Adjustable rate vs. fixed rate – which is better?

Dear Dave,

Would you please explain the difference between an adjustable rate and a fixed rate mortgage? Which do you think is better?


Nashville, Tenn.

Dear Janet,

An adjustable rate mortgage is something you never do and a fixed rate is the only one worth considering.

A fixed rate mortgage is pretty simple to explain. The rate of interest is fixed and it never changes. It’s that simple. The rate stays the same as long as you keep that mortgage. It could only change if you got a different mortgage through refinancing, selling the home or something like that.
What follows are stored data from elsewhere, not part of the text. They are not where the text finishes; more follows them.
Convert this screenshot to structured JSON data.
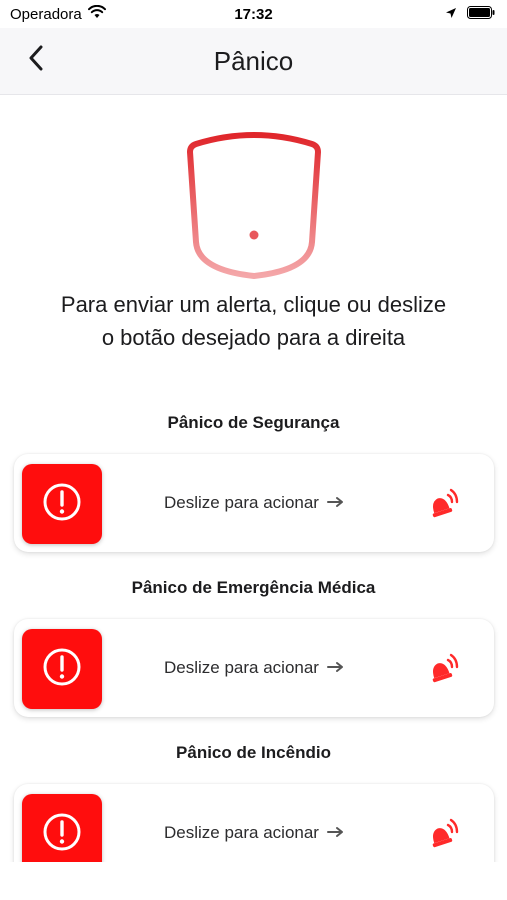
{
  "status_bar": {
    "carrier": "Operadora",
    "time": "17:32"
  },
  "nav": {
    "title": "Pânico"
  },
  "instructions": "Para enviar um alerta, clique ou deslize o botão desejado para a direita",
  "panics": [
    {
      "title": "Pânico de Segurança",
      "slider_label": "Deslize para acionar"
    },
    {
      "title": "Pânico de Emergência Médica",
      "slider_label": "Deslize para acionar"
    },
    {
      "title": "Pânico de Incêndio",
      "slider_label": "Deslize para acionar"
    }
  ],
  "colors": {
    "accent_red": "#ff0d0d",
    "shield_red": "#e0262b"
  },
  "icons": [
    "wifi-icon",
    "location-arrow-icon",
    "battery-icon",
    "back-chevron-icon",
    "shield-alert-icon",
    "exclamation-circle-icon",
    "arrow-right-icon",
    "alarm-siren-icon"
  ]
}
The adjustable rate loans are horrible loans. They are a bad product. They were introduced during the early 1980s. I was a young guy selling real estate in those days and interest rates went from 10% in 1978 to 17% in 1981. Needless to say, the real estate market was paralyzed. Banks and Savings & Loans discovered that they had a bunch of 6% and 7% loans from the 1970s on the books. They were paying out on money market accounts in the 12% to 13% range. So, in other words, they were paying high rates of returns on things like money market accounts and certificates of deposit, but collecting low interest rates on those old home mortgages. This is the reverse of how they like to operate. They determined not to be left in that position again, so they invented the adjustable rate mortgage, or ARM, where the risks of higher interest mortgage rates were passed on to the consumer.

We were told in the real estate business that the adjustable rate mortgage was a way to get a cheaper interest rate, which is true, but the borrower takes a large amount of risk for it. Adjustable rate mortgages take a lot of forms, but usually they are one- or three-year ARMs. This means the interest rate adjusts once a year or once every three years. The typical Fannie Mae ARM has a 2% annual cap and a 5% or 6% lifetime cap; meaning that from the time you borrow the money the interest rate can go no higher than a certain amount.

The rate is adjusted based on an index. For instance, if the index you’re using is the T-Bill Index, then your mortgage interest rate will reflect what T-Bills are doing. For example, if it comes time for your mortgage to be adjusted and T-Bills have gone up 1.5%, your mortgage will go up 1.5%. So it’s gauged based on what that particular index does. The T-Bill index is the typical index used in most ARMs, but there are also the Funds Index and the Libor – which is a London index – among others.

Basically, they all adjust and they tend to adjust upwards because they tend to start you in the hole. So, I would never take an adjustable rate loan. Especially in a low interest rate environment such as we’re in now. Where are rates apt to go when we have the lowest interest rates we’ve had in 30-40 years? On average, they’re going to go up. I’m not making a prediction, but I’m saying it’s a safe assumption. Think about this. Never take an ARM.


What is the best way to get into real estate?

Dear Dave,

I used to work for the city as a property appraiser. I really enjoyed the job and developed an interest in real estate after seeing what investors were doing with their purchases. What’s the best way to get started in real estate investing?

Brad in Lakeland, Fla.

Dear Brad,

The best way to get started is to find other investors. If there is a real estate investor’s club in your area, join, go to meetings and hang out with people who do what you want to do.

Talk to investors who’ve been doing this a long time – five years or longer. If they’ve survived five or ten years, then you’re getting hold of somebody who has been conservative and has kept a cash position. Anybody can buy some houses for a few years and end up broke. I did it and many of the people I used to know in the business are now gone. There are a few of them still doing investing and they are the ones who have been wise and conservative with their investments. So find some people who have been doing real estate investing.

One of the ways to do that is to hang around foreclosure sales and see who is bidding. Usually those are some of your better investors.